Klobuchar partnered on the measure with Republican Sen. Kelly Ayotte of New Hampshire and GOP Rep. John Kline of Minnesota.

• Propane Shortages: Legislation gives governors greater autonomy when declaring emergencies because of low propane supplies. It also requires the Energy Information Administration to give early warnings to governors if the inventory of residential heating fuel (propane, natural gas or heating oil) falls below the most recent five-year average for more than three consecutive weeks.

Klobuchar joined with Republican Sen. John Thune of South Dakota on the bill.

• Invasive Carp: A provision to try to keep Asian carp out of Minnesota waters was included in the Water Resources Reform and Development Act. It will close the Upper St. Anthony Lock within a year.

Among other lawmakers, Republican Rep. Erik Paulsen of Minnesota signed on to Klobuchar’s provision.

• Breast Cancer Awareness: The bill extends the EARLY Act (Breast Health Education and Awareness Requires Learning Young Act), which created an education and outreach campaign to highlight breast cancer risks facing young women.

Republican Sen. David Vitter of Louisiana was one of the lawmakers working on the measure with Klobuchar.

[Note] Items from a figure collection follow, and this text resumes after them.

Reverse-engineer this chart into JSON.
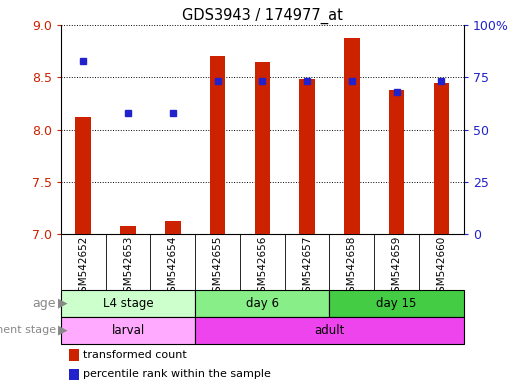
{
  "title": "GDS3943 / 174977_at",
  "samples": [
    "GSM542652",
    "GSM542653",
    "GSM542654",
    "GSM542655",
    "GSM542656",
    "GSM542657",
    "GSM542658",
    "GSM542659",
    "GSM542660"
  ],
  "transformed_counts": [
    8.12,
    7.08,
    7.13,
    8.7,
    8.65,
    8.48,
    8.88,
    8.38,
    8.45
  ],
  "percentile_ranks": [
    83,
    58,
    58,
    73,
    73,
    73,
    73,
    68,
    73
  ],
  "ylim_left": [
    7.0,
    9.0
  ],
  "ylim_right": [
    0,
    100
  ],
  "yticks_left": [
    7.0,
    7.5,
    8.0,
    8.5,
    9.0
  ],
  "yticks_right": [
    0,
    25,
    50,
    75,
    100
  ],
  "ytick_labels_right": [
    "0",
    "25",
    "50",
    "75",
    "100%"
  ],
  "bar_color": "#CC2200",
  "dot_color": "#2222CC",
  "bar_bottom": 7.0,
  "bar_width": 0.35,
  "groups_age": [
    {
      "label": "L4 stage",
      "start": 0,
      "end": 3,
      "color": "#CCFFCC"
    },
    {
      "label": "day 6",
      "start": 3,
      "end": 6,
      "color": "#88EE88"
    },
    {
      "label": "day 15",
      "start": 6,
      "end": 9,
      "color": "#44CC44"
    }
  ],
  "groups_dev": [
    {
      "label": "larval",
      "start": 0,
      "end": 3,
      "color": "#FFAAFF"
    },
    {
      "label": "adult",
      "start": 3,
      "end": 9,
      "color": "#EE44EE"
    }
  ],
  "legend_items": [
    {
      "label": "transformed count",
      "color": "#CC2200"
    },
    {
      "label": "percentile rank within the sample",
      "color": "#2222CC"
    }
  ],
  "tick_color_left": "#CC2200",
  "tick_color_right": "#2222CC",
  "xtick_bg": "#DDDDDD",
  "left_label_color": "#888888"
}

• Adoption Red Tape: The measure helps families who adopt abroad to correct errors on birth certificates. U.S. Citizenship and Immigration Services previously would not recognize state court orders to amend a child’s birth date, forcing families to seek a correction from the adoptee’s country of birth, which resulted in more red tape and delays.

Missouri Republican Sen. Ray Blunt helped with the bill.

• Boosting Tourism: Klobuchar and Blunt also teamed up on legislation to reauthorize Brand USA aimed at generating more international tourism. In 2013, Brand USA helped increase international tourism to the country by 1.1 million visitors, who spent an estimated $3.4 billion.

• Muscular Dystrophy: The legislation updates and improves current law that supports medical research and policies to improve treatments and the quality of life for muscular dystrophy patients.

Klobuchar partnered with Republican Sen. Roger Wicker of Mississippi on the measure.

• Farmers and EPA: The 2014 Farm Bill includes a Klobuchar provision that increases agriculture’s presence on the Environmental Protection Agency’s Science Advisory Board and creates a new agriculture standing committee on the Science Advisory Board.

The provision had bipartisan support.